「司法面接」子供から正確な証言を引き出す技術(10)適切な対応につなげる

立命館大学教授 仲 真紀子

ここまで被害者や目撃者を想定した手続きについて述べてきたが、加害(いじめなど)や違反(カンニングなど)の疑いがある子供(被疑少年)への面接では、さらなる配慮が必要である。

疑われているというだけで、被疑少年は弱い立場にある。圧力をかけて誤った報告(虚偽自白)を引き出してしまえば人権侵害にもなる。被害者を想定した面接に加え、次のような準備や教示が重要である。

①中立な第三者や保護者を立ち会わせる(立会人は代弁者ではない。対立を生み出さないよう気を付け、コミュニケーションを支援する)

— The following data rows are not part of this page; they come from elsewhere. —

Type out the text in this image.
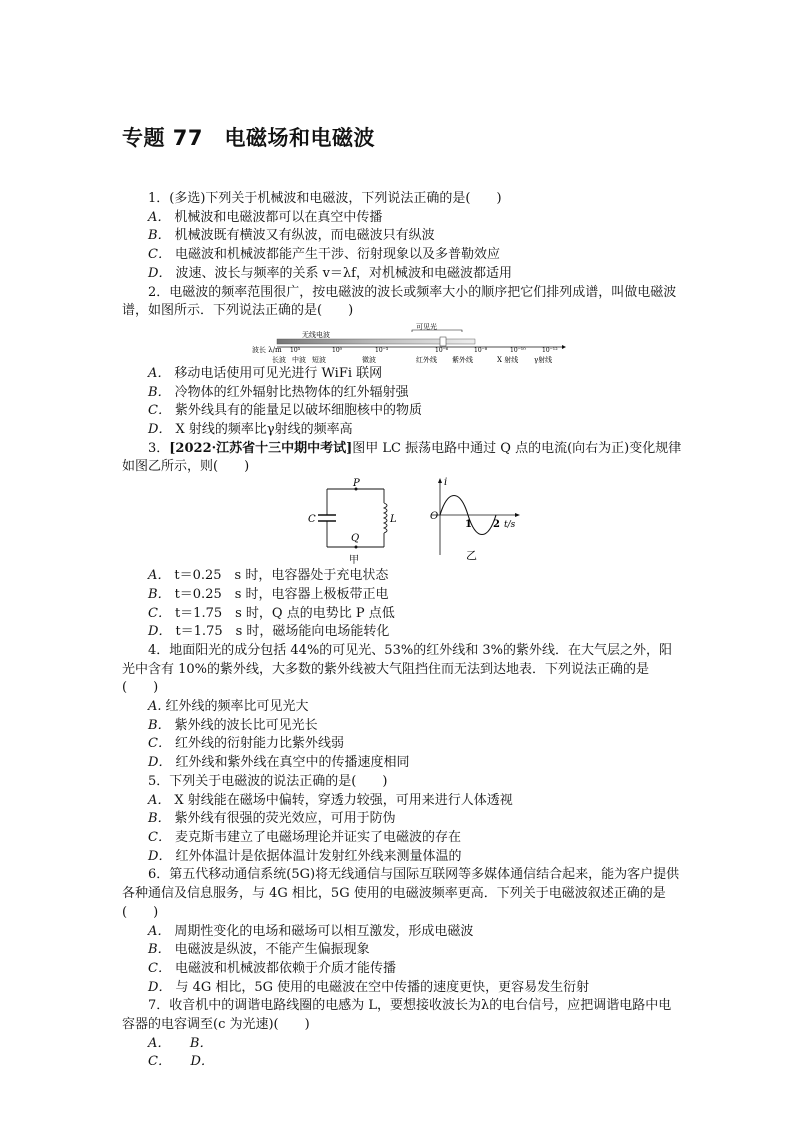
专题 77　电磁场和电磁波

1．(多选)下列关于机械波和电磁波，下列说法正确的是(　　)

A． 机械波和电磁波都可以在真空中传播

B． 机械波既有横波又有纵波，而电磁波只有纵波

C． 电磁波和机械波都能产生干涉、衍射现象以及多普勒效应

D． 波速、波长与频率的关系 v＝λf，对机械波和电磁波都适用

2．电磁波的频率范围很广，按电磁波的波长或频率大小的顺序把它们排列成谱，叫做电磁波谱，如图所示．下列说法正确的是(　　)

可见光
无线电波
波长 λ/m 10³	10⁰	10⁻³	10⁻⁶	10⁻⁸	10⁻¹⁰	10⁻¹²
长波 中波 短波	微波	红外线 紫外线	X 射线 γ射线

A． 移动电话使用可见光进行 WiFi 联网

B． 冷物体的红外辐射比热物体的红外辐射强

C． 紫外线具有的能量足以破坏细胞核中的物质

D． X 射线的频率比γ射线的频率高

3．[2022·江苏省十三中期中考试]图甲 LC 振荡电路中通过 Q 点的电流(向右为正)变化规律如图乙所示，则(　　)

P
Q
C	L
甲
i
O
1 2 t/s
乙

A． t＝0.25　s 时，电容器处于充电状态

B． t＝0.25　s 时，电容器上极板带正电

C． t＝1.75　s 时，Q 点的电势比 P 点低

D． t＝1.75　s 时，磁场能向电场能转化

4．地面阳光的成分包括 44%的可见光、53%的红外线和 3%的紫外线．在大气层之外，阳光中含有 10%的紫外线，大多数的紫外线被大气阻挡住而无法到达地表．下列说法正确的是(　　)

A. 红外线的频率比可见光大

B． 紫外线的波长比可见光长

C． 红外线的衍射能力比紫外线弱

D． 红外线和紫外线在真空中的传播速度相同

5．下列关于电磁波的说法正确的是(　　)

A． X 射线能在磁场中偏转，穿透力较强，可用来进行人体透视

B． 紫外线有很强的荧光效应，可用于防伪

C． 麦克斯韦建立了电磁场理论并证实了电磁波的存在

D． 红外体温计是依据体温计发射红外线来测量体温的

6．第五代移动通信系统(5G)将无线通信与国际互联网等多媒体通信结合起来，能为客户提供各种通信及信息服务，与 4G 相比，5G 使用的电磁波频率更高．下列关于电磁波叙述正确的是(　　)

A． 周期性变化的电场和磁场可以相互激发，形成电磁波

B． 电磁波是纵波，不能产生偏振现象

C． 电磁波和机械波都依赖于介质才能传播

D． 与 4G 相比，5G 使用的电磁波在空中传播的速度更快，更容易发生衍射

7．收音机中的调谐电路线圈的电感为 L，要想接收波长为λ的电台信号，应把调谐电路中电容器的电容调至(c 为光速)(　　)

A．　　B．

C．　　D．
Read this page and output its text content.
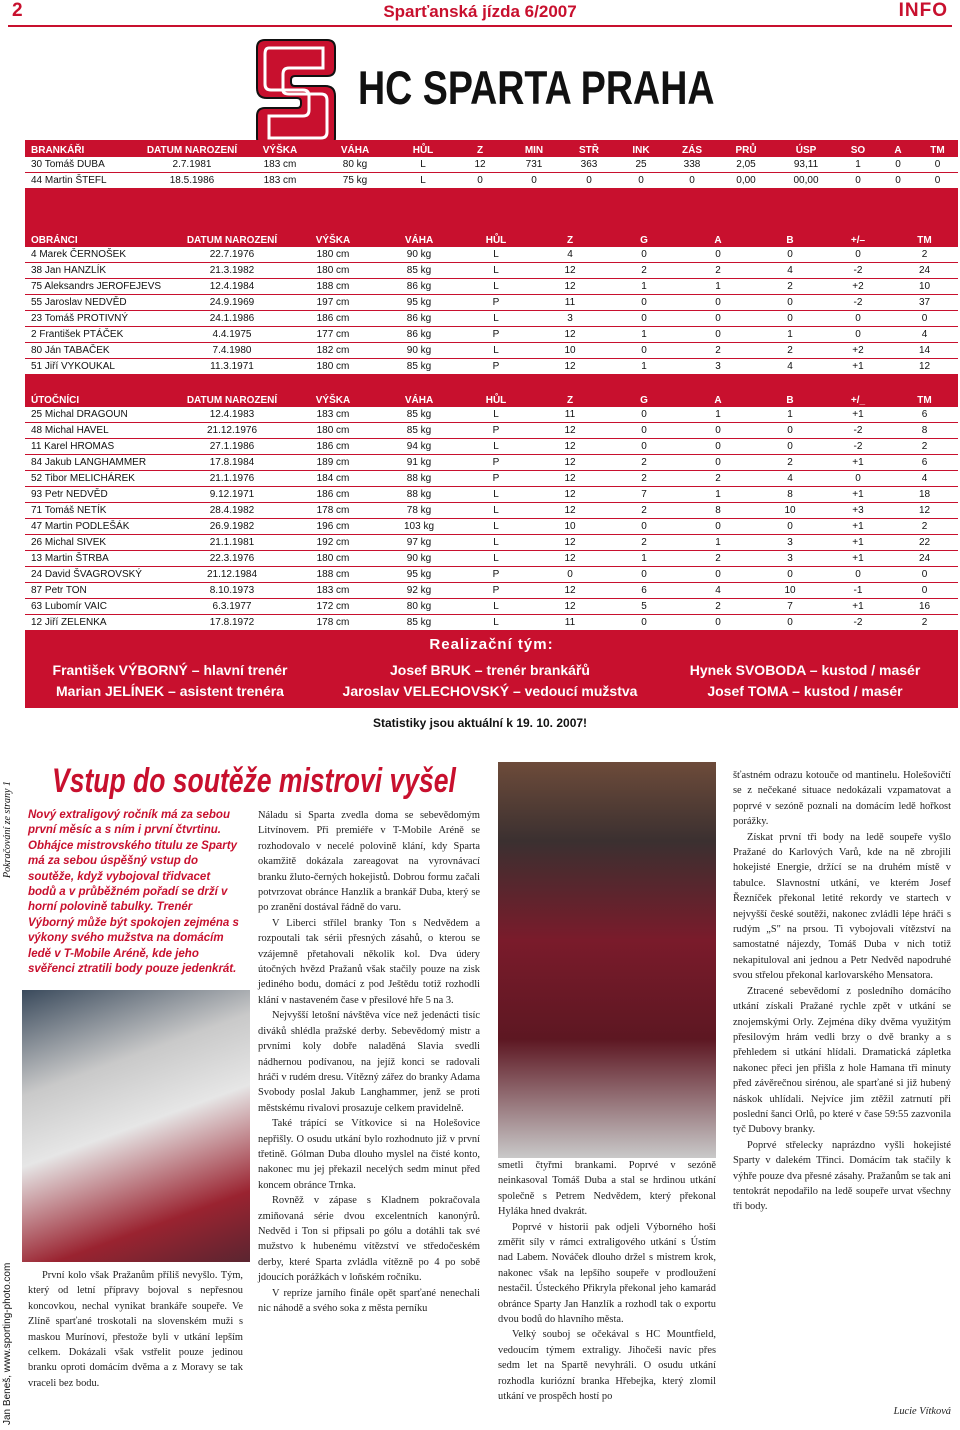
2	Sparťanská jízda 6/2007	INFO
HC SPARTA PRAHA
BRANKÁŘI	DATUM NAROZENÍ	VÝŠKA	VÁHA	HŮL	Z	MIN	STŘ	INK	ZÁS	PRŮ	ÚSP	SO	A	TM
30 Tomáš DUBA	2.7.1981	183 cm	80 kg	L	12	731	363	25	338	2,05	93,11	1	0	0
44 Martin ŠTEFL	18.5.1986	183 cm	75 kg	L	0	0	0	0	0	0,00	00,00	0	0	0
OBRÁNCI	DATUM NAROZENÍ	VÝŠKA	VÁHA	HŮL	Z	G	A	B	+/–	TM
4 Marek ČERNOŠEK	22.7.1976	180 cm	90 kg	L	4	0	0	0	0	2
38 Jan HANZLÍK	21.3.1982	180 cm	85 kg	L	12	2	2	4	-2	24
75 Aleksandrs JEROFEJEVS	12.4.1984	188 cm	86 kg	L	12	1	1	2	+2	10
55 Jaroslav NEDVĚD	24.9.1969	197 cm	95 kg	P	11	0	0	0	-2	37
23 Tomáš PROTIVNÝ	24.1.1986	186 cm	86 kg	L	3	0	0	0	0	0
2 František PTÁČEK	4.4.1975	177 cm	86 kg	P	12	1	0	1	0	4
80 Ján TABAČEK	7.4.1980	182 cm	90 kg	L	10	0	2	2	+2	14
51 Jiří VYKOUKAL	11.3.1971	180 cm	85 kg	P	12	1	3	4	+1	12
ÚTOČNÍCI	DATUM NAROZENÍ	VÝŠKA	VÁHA	HŮL	Z	G	A	B	+/_	TM
25 Michal DRAGOUN	12.4.1983	183 cm	85 kg	L	11	0	1	1	+1	6
48 Michal HAVEL	21.12.1976	180 cm	85 kg	P	12	0	0	0	-2	8
11 Karel HROMAS	27.1.1986	186 cm	94 kg	L	12	0	0	0	-2	2
84 Jakub LANGHAMMER	17.8.1984	189 cm	91 kg	P	12	2	0	2	+1	6
52 Tibor MELICHÁREK	21.1.1976	184 cm	88 kg	P	12	2	2	4	0	4
93 Petr NEDVĚD	9.12.1971	186 cm	88 kg	L	12	7	1	8	+1	18
71 Tomáš NETÍK	28.4.1982	178 cm	78 kg	L	12	2	8	10	+3	12
47 Martin PODLEŠÁK	26.9.1982	196 cm	103 kg	L	10	0	0	0	+1	2
26 Michal SIVEK	21.1.1981	192 cm	97 kg	L	12	2	1	3	+1	22
13 Martin ŠTRBA	22.3.1976	180 cm	90 kg	L	12	1	2	3	+1	24
24 David ŠVAGROVSKÝ	21.12.1984	188 cm	95 kg	P	0	0	0	0	0	0
87 Petr TON	8.10.1973	183 cm	92 kg	P	12	6	4	10	-1	0
63 Lubomír VAIC	6.3.1977	172 cm	80 kg	L	12	5	2	7	+1	16
12 Jiří ZELENKA	17.8.1972	178 cm	85 kg	L	11	0	0	0	-2	2
Realizační tým:
František VÝBORNÝ – hlavní trenér	Josef BRUK – trenér brankářů	Hynek SVOBODA – kustod / masér
Marian JELÍNEK – asistent trenéra	Jaroslav VELECHOVSKÝ – vedoucí mužstva	Josef TOMA – kustod / masér
Statistiky jsou aktuální k 19. 10. 2007!
Pokračování ze strany 1
Jan Beneš, www.sporting-photo.com
Vstup do soutěže mistrovi vyšel
Nový extraligový ročník má za sebou první měsíc a s ním i první čtvrtinu. Obhájce mistrovského titulu ze Sparty má za sebou úspěšný vstup do soutěže, když vybojoval třidvacet bodů a v průběžném pořadí se drží v horní polovině tabulky. Trenér Výborný může být spokojen zejména s výkony svého mužstva na domácím ledě v T-Mobile Aréně, kde jeho svěřenci ztratili body pouze jedenkrát.

První kolo však Pražanům příliš nevyšlo. Tým, který od letní přípravy bojoval s nepřesnou koncovkou, nechal vynikat brankáře soupeře. Ve Zlíně sparťané troskotali na slovenském muži s maskou Murínoví, přestože byli v utkání lepším celkem. Dokázali však vstřelit pouze jedinou branku oproti domácím dvěma a z Moravy se tak vraceli bez bodu.

Náladu si Sparta zvedla doma se sebevědomým Litvínovem. Při premiéře v T-Mobile Aréně se rozhodovalo v necelé polovině klání, kdy Sparta okamžitě dokázala zareagovat na vyrovnávací branku žluto-černých hokejistů. Dobrou formu začali potvrzovat obránce Hanzlík a brankář Duba, který se po zranění dostával řádně do varu.

V Liberci střílel branky Ton s Nedvědem a rozpoutali tak sérii přesných zásahů, o kterou se vzájemně přetahovali několik kol. Dva údery útočných hvězd Pražanů však stačily pouze na zisk jediného bodu, domácí z pod Ještědu totiž rozhodli klání v nastaveném čase v přesilové hře 5 na 3.

Nejvyšší letošní návštěva více než jedenácti tisíc diváků shlédla pražské derby. Sebevědomý mistr a prvními koly dobře naladěná Slavia svedli nádhernou podívanou, na jejíž konci se radovali hráči v rudém dresu. Vítězný zářez do branky Adama Svobody poslal Jakub Langhammer, jenž se proti městskému rivalovi prosazuje celkem pravidelně.

Také trápící se Vítkovice si na Holešovice nepřišly. O osudu utkání bylo rozhodnuto již v první třetině. Gólman Duba dlouho myslel na čisté konto, nakonec mu jej překazil necelých sedm minut před koncem obránce Trnka.

Rovněž v zápase s Kladnem pokračovala zmiňovaná série dvou excelentních kanonýrů. Nedvěd i Ton si připsali po gólu a dotáhli tak své mužstvo k hubenému vítězství ve středočeském derby, které Sparta zvládla vítězně po 4 po sobě jdoucích porážkách v loňském ročníku.

V repríze jarního finále opět sparťané nenechali nic náhodě a svého soka z města perníku

smetli čtyřmi brankami. Poprvé v sezóně neinkasoval Tomáš Duba a stal se hrdinou utkání společně s Petrem Nedvědem, který překonal Hyláka hned dvakrát.

Poprvé v historii pak odjeli Výborného hoši změřit síly v rámci extraligového utkání s Ústím nad Labem. Nováček dlouho držel s mistrem krok, nakonec však na lepšího soupeře v prodloužení nestačil. Ústeckého Přikryla překonal jeho kamarád obránce Sparty Jan Hanzlík a rozhodl tak o exportu dvou bodů do hlavního města.

Velký souboj se očekával s HC Mountfield, vedoucím týmem extraligy. Jihočeši navíc přes sedm let na Spartě nevyhráli. O osudu utkání rozhodla kuriózní branka Hřebejka, který zlomil utkání ve prospěch hostí po

šťastném odrazu kotouče od mantinelu. Holešovičtí se z nečekané situace nedokázali vzpamatovat a poprvé v sezóně poznali na domácím ledě hořkost porážky.

Získat první tři body na ledě soupeře vyšlo Pražané do Karlových Varů, kde na ně zbrojili hokejisté Energie, držící se na druhém místě v tabulce. Slavnostní utkání, ve kterém Josef Řezníček překonal letité rekordy ve startech v nejvyšší české soutěži, nakonec zvládli lépe hráči s rudým „S" na prsou. Ti vybojovali vítězství na samostatné nájezdy, Tomáš Duba v nich totiž nekapituloval ani jednou a Petr Nedvěd napodruhé svou střelou překonal karlovarského Mensatora.

Ztracené sebevědomí z posledního domácího utkání získali Pražané rychle zpět v utkání se znojemskými Orly. Zejména díky dvěma využitým přesilovým hrám vedli brzy o dvě branky a s přehledem si utkání hlídali. Dramatická zápletka nakonec přeci jen přišla z hole Hamana tři minuty před závěrečnou sirénou, ale sparťané si již hubený náskok uhlídali. Nejvíce jim ztěžil zatrnutí při poslední šanci Orlů, po které v čase 59:55 zazvonila tyč Dubovy branky.

Poprvé střelecky naprázdno vyšli hokejisté Sparty v dalekém Třinci. Domácím tak stačily k výhře pouze dva přesné zásahy. Pražanům se tak ani tentokrát nepodařilo na ledě soupeře urvat všechny tři body.

Lucie Vítková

②話したくないことは話さなくてもよい、立会人と相談したければしてもよい、休憩を取りたくなったり面接を終えたくなったりしたらそうしてもよい、という被面接者の権利を述べる

③面接時間は長くても1時間程度で休憩を挟むことを説明する

④自白、謝罪、反省を強要しないよう気を付ける――の4点である。

特に、④は重要である。被害者、目撃者、被疑者によらず、面接の目的は情報収集である。被疑少年の証言が事実か、間違いか、虚偽かといった判断は外の客観的情報と照合して行う。例えば、子供が述べたことと合致する人物、場所、事物が実際に存在するか、物的な証拠があるか、目撃者がいるかなどの確認が重要である。

他機関と連携した司法面接

最後に、いじめなどの疑いで重大事態調査委員会を立ち上げ、調査を行う際の留意点も述べたい。

①委員は当該の学校や教育委員会から独立した立場にある心理学者、教育学者、臨床心理士、小児精神科医、弁護士などとする

②委員会が設置されたら問題となる出来事を精査し、調査すべき対象を特定する(申立人に確認を求め、他に調査を希望する項目があれば追加する)

③調査面接の対象者(被面接者: 申立人その他の子供、教員など)を特定する。彼らに対して司法面接にのっとった方法で面接をする(面接は任意で、被面接者は協力を拒むこともできる)

④得られた情報や外部情報との整合性を検討して事実認定を行う

⑤申し立てられている事項について因果関係などを判断する――である。

調査の目的は「重大事態があったかどうか」の判断ではない。申し立てがあった時点で「重大事態」なのである。和解、謝罪、罰則の提案でもない。調査が目指すべきは、重大事態とされた出来事の内容やプロセスを明らかにし、適切な対応や予防対策を示すことだと筆者は考える。こうした調査に、本稿が役に立てば幸いである。